To say that Planetarium has been divisive would be an understatement. This album has been an absolute hit with fans but been very mixed with critics. Here’s the conundrum, they are both right, Planetarium doesn’t know whether it’s a competent cohesive collection of spaced themed songs, or if it’s a way for Sufjan Stevens to sloppily bring together Bryce Dessner, Nico Muhly and James McAlister a group of talented musicians to support Sufjan’s own ambitions.
This album has highs, and when it hits those highs it’s completely mesmerizing Sufjan’s voice shines and his signature songwriting is on display full effect, as a Sufjan album it delivers, not to the impeccable quality that an album like ill noise, Carrie and Lowell or even Age of Adz but its classic Sufjan-like you know and love. Then there are lows, and boy there are quite a lot of them here, unfortunately, it’s an album that took so many listens to form an opinion because it’s bloated, from first listen I was fully mesmerised, it was possible this could have been an album of the year contender but in retrospect, it is easy to sense some disappointment. As a whole and instrumentally its great, its grandiose, but there are some sound mixing issues here and there (Venus was a low point) then there is a long stretch of album where Sufjan was just absent as a whole, which would be cool and all because the album shouldn’t be just a showcase of Sufjan’s talent but of the rest of the crew but these lengthy tracks just aren’t interesting, they are lifeless and void of any personality, boring if you would.

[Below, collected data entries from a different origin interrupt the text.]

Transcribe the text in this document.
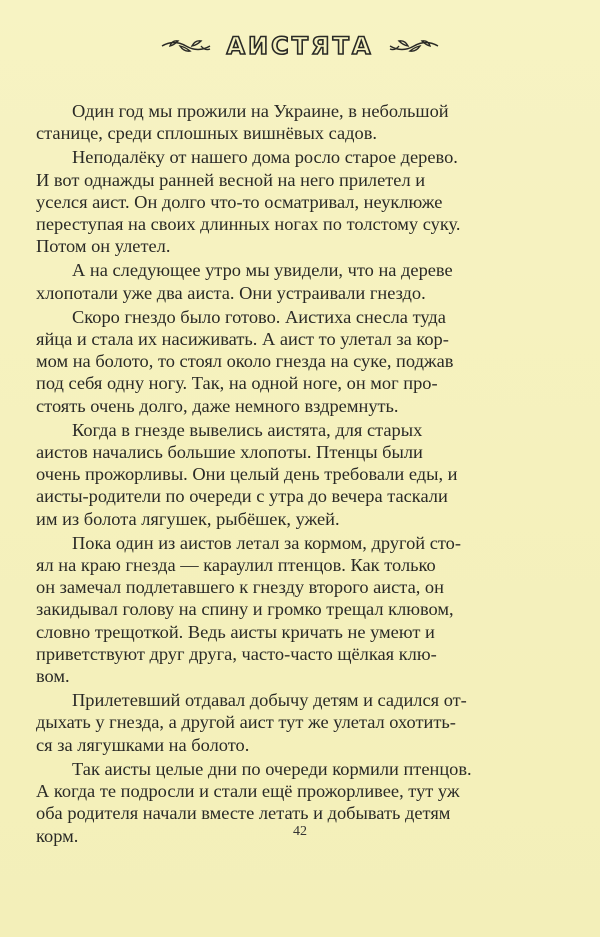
АИСТЯТА

Один год мы прожили на Украине, в небольшой
станице, среди сплошных вишнёвых садов.

Неподалёку от нашего дома росло старое дерево.
И вот однажды ранней весной на него прилетел и
уселся аист. Он долго что-то осматривал, неуклюже
переступая на своих длинных ногах по толстому суку.
Потом он улетел.

А на следующее утро мы увидели, что на дереве
хлопотали уже два аиста. Они устраивали гнездо.

Скоро гнездо было готово. Аистиха снесла туда
яйца и стала их насиживать. А аист то улетал за кор-
мом на болото, то стоял около гнезда на суке, поджав
под себя одну ногу. Так, на одной ноге, он мог про-
стоять очень долго, даже немного вздремнуть.

Когда в гнезде вывелись аистята, для старых
аистов начались большие хлопоты. Птенцы были
очень прожорливы. Они целый день требовали еды, и
аисты-родители по очереди с утра до вечера таскали
им из болота лягушек, рыбёшек, ужей.

Пока один из аистов летал за кормом, другой сто-
ял на краю гнезда — караулил птенцов. Как только
он замечал подлетавшего к гнезду второго аиста, он
закидывал голову на спину и громко трещал клювом,
словно трещоткой. Ведь аисты кричать не умеют и
приветствуют друг друга, часто-часто щёлкая клю-
вом.

Прилетевший отдавал добычу детям и садился от-
дыхать у гнезда, а другой аист тут же улетал охотить-
ся за лягушками на болото.

Так аисты целые дни по очереди кормили птенцов.
А когда те подросли и стали ещё прожорливее, тут уж
оба родителя начали вместе летать и добывать детям
корм.	42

It is ambitious, but it seems like the crew have bitten off way more than they can chew and it is clear to see this wasn’t initially made to be an album, and while withstanding I am yet to see the live performances of these songs, I can take away that would be a much greater experience. Don’t get it twisted, songs like Mercury and Saturn hit soaring highs, mercury is an absolutely gorgeous introspective masterpiece with grandiose ambition, among the greatest cuts in Sufjan’s long discography, the symphonic call backs it makes to older Sufjan material namely the opener death with dignity to his heart-wrenching opus Carrie and Lowell fitting as a nice dichotomy that death with dignity was the opening of that painful time of Sufjan life whereas Mercury (which was a song written before Sufjan went through that turmoil) is reimagined as a testament to pain and a way to close the door on there. These thoughtful moments are few and far between though which is a shame because we have some of the best Sufjan has to offer but also some of the worst.
This isn’t a stain on Sufjan’s discography because this isn’t a bad album, it is, however, a prime example of how hype can kill an album, there was a lot running on this release and it simply just couldn’t live up to the precedent that was set. At times it’s bland and at times it’s grand, it is one of the most inconsistent albums I’ve heard when it comes to quality, there truly are some stunning moments, but at the same time some of the dullest moments I’ve heard from such a hyped up project, with a running time of nearly 80 minutes this is an overblown concept album that never really delivers on the wow factor of our solar system, it painful to say this but Planetarium while having it’s moments just isn’t a very memorable release.